I found this to be a heartbreaking read, written with sensitivity, intelligence and humanity. It was a calm, appropriately paced, devastating novel.

Every now and then, a novel comes along which I feel privileged to have read. This was one such book and I applaud the author for bringing this miscarriage of justice to prominence in the form of her novel.

It is no surprise to discover that the book was shortlisted for the Booker Prize and the Costa Novel Award in 2021, as well as the Wales Book of the Year Award in 2022.

I can foresee myself re-reading this book again in the future, and I most definitely want to read other titles from Ms. Mohamed.
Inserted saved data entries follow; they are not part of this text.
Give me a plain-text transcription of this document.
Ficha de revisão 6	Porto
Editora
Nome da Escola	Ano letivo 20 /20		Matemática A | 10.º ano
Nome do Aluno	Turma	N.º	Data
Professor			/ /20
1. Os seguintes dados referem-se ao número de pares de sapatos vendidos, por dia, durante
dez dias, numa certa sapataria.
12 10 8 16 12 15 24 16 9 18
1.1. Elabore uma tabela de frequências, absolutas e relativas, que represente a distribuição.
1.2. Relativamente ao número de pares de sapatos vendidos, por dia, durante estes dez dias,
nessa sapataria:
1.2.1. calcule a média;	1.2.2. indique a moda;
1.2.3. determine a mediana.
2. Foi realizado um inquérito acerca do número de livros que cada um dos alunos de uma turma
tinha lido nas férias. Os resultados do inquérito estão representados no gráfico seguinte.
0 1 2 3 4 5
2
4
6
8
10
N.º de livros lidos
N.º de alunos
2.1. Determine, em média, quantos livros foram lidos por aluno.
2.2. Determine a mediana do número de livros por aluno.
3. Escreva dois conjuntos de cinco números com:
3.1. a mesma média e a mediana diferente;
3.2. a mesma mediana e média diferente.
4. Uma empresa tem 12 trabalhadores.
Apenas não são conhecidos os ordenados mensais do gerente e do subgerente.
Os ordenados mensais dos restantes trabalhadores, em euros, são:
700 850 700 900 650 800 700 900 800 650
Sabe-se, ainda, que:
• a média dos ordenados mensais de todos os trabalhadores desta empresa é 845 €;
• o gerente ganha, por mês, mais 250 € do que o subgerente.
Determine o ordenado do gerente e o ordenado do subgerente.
I thoroughly recommend that you read this book and hope that you enjoy the reading experience as much as I did.


ISBN: 978 0241466957

Publisher:  Viking

Formats:  e-book, audio and paperback

No. of Pages:  384 (paperback)

Purchase from Bookshop.org


About the Author:

Nadifa Mohamed was born in Hargeisa (now in the Republic of Somaliland) in 1981 and moved as a child to England in 1986, staying permanently when war broke out in Somalia.

She lives in London and her first novel, Black Mamba Boy, based on her father's memories of his travels in the 1930s, was published in 2010. It was longlisted for the Orange Prize for Fiction and the Dylan Thomas Prize and shortlisted for the John Llewellyn-Rhys Memorial Prize and the Guardian First Book Award. It won the 2010 Betty Trask Prize.